Sunday, February 3, 2008

A few more thoughts

My mental state-
"Emotional roller-coaster" does not even begin to describe it... On a typical day I awake in a neutral state of mind to the sounds of roosters, small children screaming, and women pounding millet. I prepare my oatmeal and then take a trip to the latrine, at which point my day often sours. Either cockroaches climb out of it over my foot or I'm attacked by the ever-present G.I. issues in Burkina Faso, and neither of these do much to improve my mood. Following that, I make my way to the CSPS (village health clinic), passing neighbors on the way, all of whom are incredibly friendly and take a moment to chat with me. This improves my mood rapidly. Once at the CSPS I continue to feel happy and somewhat productive, and enjoy the company of my coworkers there. Unfortunately, there are times when my work is anything but uplifting, and the mood plummets yet again. After a few hours there, I return to my house and hibernate for a while, staring at the termites eating my furniture and missing the emotional comforts of America, family, and friends. I also read a lot, oftem bursting into tears at the corny parts in cheesy books. A pretty pathetic site. Then I'll motivate myself to venture outside, where the kids instantly cheer me up and I spend a good hour or two playing happily with them. Some days I get visitors, people in the community that I'll either be working with later or who are just friendly and like to stop by and chat for a while. My mood continues to rise from this, and I'm perfectly content and happy until something little happens like realizing I have no food for dinner or the cow in my yard wont stop bellowing for two seconds and allow me to get a second of peace. Then I wallow in misery some more and stare at my calendar listlessly, thinking I would cut off my little toe to have someone to talk to in English (seriously, i mean, little toes aren't that important after all).

My saving grace-
There are just enough moments each day, each week when I realize its worth it to be here. Sometimes its something upsetting, like weighing babies during village vaccinations and realizing at least 2/3 of them are malnourished. Depressing and daunting, but it gives me a concrete issue to focus on, and reaffirms that there is so much work here to be done, that I can hopefully contribute to in some way. Other times, these moments are incredibly enjoyable, like getting together with my theater troupe in village and just hanging out with a drum, dancing and singing until everyone shows up for rehearsal. Then there are many calm tranquil moments like riding my bike in the early morning (on the flat parts, i hate my life during the hills) and thinking that there is no place that would make me more content than right there on the road in Burkina. So, despite the ups and downs, I'm still here and excited for whatever comes next.

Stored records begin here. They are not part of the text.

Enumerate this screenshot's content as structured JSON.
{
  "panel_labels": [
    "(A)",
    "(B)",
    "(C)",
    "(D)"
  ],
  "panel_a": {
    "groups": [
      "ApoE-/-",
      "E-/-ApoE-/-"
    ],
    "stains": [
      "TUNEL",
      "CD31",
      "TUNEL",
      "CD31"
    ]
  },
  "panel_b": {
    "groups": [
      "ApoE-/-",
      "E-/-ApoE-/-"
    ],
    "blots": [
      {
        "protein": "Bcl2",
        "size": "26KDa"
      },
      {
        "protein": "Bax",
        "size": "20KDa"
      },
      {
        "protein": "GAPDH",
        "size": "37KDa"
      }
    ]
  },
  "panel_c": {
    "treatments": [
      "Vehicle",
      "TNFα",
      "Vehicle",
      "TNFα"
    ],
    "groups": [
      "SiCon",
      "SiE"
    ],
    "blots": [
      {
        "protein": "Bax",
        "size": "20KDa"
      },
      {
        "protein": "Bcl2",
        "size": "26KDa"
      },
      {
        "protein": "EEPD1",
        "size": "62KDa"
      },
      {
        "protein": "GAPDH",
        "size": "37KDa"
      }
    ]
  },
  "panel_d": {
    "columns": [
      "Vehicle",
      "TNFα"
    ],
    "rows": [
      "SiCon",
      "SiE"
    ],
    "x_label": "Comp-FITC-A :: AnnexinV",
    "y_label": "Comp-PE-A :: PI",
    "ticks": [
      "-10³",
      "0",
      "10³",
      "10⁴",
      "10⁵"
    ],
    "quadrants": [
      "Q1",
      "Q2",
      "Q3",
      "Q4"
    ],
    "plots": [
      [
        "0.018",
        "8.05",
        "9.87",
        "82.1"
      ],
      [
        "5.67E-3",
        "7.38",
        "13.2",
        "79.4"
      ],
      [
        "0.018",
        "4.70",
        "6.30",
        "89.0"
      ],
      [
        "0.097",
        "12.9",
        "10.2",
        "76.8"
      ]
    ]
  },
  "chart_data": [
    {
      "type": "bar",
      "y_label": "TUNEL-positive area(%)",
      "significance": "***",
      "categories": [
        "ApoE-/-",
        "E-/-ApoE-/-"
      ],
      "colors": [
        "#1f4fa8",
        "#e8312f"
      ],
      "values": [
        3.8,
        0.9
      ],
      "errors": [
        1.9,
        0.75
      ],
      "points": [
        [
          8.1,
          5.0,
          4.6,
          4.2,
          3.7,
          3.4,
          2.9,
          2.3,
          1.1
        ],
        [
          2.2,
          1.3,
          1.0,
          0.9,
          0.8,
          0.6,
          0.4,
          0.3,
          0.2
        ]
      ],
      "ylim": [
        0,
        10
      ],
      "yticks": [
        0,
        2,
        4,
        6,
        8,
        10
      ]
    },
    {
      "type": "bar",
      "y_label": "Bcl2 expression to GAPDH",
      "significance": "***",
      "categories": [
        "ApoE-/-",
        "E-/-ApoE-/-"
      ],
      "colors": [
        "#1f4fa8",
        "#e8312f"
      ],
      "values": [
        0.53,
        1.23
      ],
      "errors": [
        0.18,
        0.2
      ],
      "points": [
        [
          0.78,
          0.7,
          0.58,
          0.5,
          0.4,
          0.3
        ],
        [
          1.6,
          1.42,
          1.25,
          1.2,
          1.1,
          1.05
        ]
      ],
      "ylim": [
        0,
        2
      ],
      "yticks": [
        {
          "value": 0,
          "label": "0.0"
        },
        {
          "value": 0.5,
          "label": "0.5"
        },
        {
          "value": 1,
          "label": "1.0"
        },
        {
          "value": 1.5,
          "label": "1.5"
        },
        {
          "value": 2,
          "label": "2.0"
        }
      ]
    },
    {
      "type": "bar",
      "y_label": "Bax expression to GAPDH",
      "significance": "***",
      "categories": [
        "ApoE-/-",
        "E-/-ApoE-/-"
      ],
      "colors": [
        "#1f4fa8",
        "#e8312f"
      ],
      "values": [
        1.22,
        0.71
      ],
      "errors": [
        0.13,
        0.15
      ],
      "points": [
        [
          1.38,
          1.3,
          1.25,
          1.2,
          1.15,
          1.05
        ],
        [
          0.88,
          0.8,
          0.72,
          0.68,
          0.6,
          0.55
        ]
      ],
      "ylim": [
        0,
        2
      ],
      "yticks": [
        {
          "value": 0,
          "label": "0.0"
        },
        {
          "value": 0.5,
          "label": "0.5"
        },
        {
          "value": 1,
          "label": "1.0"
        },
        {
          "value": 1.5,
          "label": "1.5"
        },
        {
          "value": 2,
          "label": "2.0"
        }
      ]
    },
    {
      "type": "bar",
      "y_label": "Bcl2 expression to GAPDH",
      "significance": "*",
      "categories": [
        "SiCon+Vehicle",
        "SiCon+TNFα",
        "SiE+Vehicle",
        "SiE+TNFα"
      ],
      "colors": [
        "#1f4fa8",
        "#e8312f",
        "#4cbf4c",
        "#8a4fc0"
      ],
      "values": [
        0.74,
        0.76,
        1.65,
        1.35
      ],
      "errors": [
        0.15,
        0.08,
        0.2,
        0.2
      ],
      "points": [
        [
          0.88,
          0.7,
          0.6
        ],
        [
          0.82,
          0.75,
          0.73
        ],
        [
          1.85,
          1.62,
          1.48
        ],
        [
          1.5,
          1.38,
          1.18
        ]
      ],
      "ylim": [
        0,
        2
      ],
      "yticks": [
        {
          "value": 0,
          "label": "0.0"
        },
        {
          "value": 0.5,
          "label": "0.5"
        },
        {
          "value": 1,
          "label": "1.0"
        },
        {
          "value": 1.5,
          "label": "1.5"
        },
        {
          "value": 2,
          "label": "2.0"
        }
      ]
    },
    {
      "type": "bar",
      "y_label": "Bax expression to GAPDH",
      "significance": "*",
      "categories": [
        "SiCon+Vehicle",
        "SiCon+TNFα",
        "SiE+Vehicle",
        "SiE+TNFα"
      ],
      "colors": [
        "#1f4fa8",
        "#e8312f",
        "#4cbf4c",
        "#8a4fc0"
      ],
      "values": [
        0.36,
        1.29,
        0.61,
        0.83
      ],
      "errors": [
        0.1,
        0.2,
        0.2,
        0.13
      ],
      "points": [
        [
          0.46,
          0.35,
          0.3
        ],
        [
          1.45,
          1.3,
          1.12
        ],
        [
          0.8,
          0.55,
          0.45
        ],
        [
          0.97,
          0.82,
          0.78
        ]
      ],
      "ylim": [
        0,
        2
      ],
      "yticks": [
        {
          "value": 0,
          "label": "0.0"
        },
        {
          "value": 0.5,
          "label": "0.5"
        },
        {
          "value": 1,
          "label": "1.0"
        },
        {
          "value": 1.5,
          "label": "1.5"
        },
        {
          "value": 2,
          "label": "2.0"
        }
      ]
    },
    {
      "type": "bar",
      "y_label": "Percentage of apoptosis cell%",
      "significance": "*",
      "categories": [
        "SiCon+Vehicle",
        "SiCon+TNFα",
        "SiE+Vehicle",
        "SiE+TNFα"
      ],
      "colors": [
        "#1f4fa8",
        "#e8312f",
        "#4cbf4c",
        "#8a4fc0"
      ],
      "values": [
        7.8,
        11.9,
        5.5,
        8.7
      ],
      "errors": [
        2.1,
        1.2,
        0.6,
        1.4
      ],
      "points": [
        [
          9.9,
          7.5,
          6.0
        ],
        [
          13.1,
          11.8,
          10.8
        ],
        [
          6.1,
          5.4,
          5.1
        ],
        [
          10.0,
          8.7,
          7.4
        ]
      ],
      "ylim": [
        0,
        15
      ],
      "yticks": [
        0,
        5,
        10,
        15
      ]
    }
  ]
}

And the rabid feminist in me emerges-
I never really thought of myself as a feminist before coming here. If pressed to definitively say that I was or was not, I would have replied yes, but it wasn't a constant thought in my mind. Funny how things chance when you arrive in a country where women are incredibly marginalized. For example, a Burkinabe colleague will bring up the upcoming U.S. presidential elections, and baldly state "Clinton's woman cannot win because women cannot be president; they are not strong enough to lead men." Another day, with another man, the issue of excision (femal genital mutilation, look it up) arises, and it is explained to me that though it is illegal, without it, women will not be faithful and obedient to their husbands, so it continues. Needless to say, these conversations are a little hard for me to stomach, and its a thin line between expressing my opinions and offending those of another culture.

Thats all for now, thanks as always to all of you who have sent cards, letters, and packages! It's so nice to know people are thinking of me!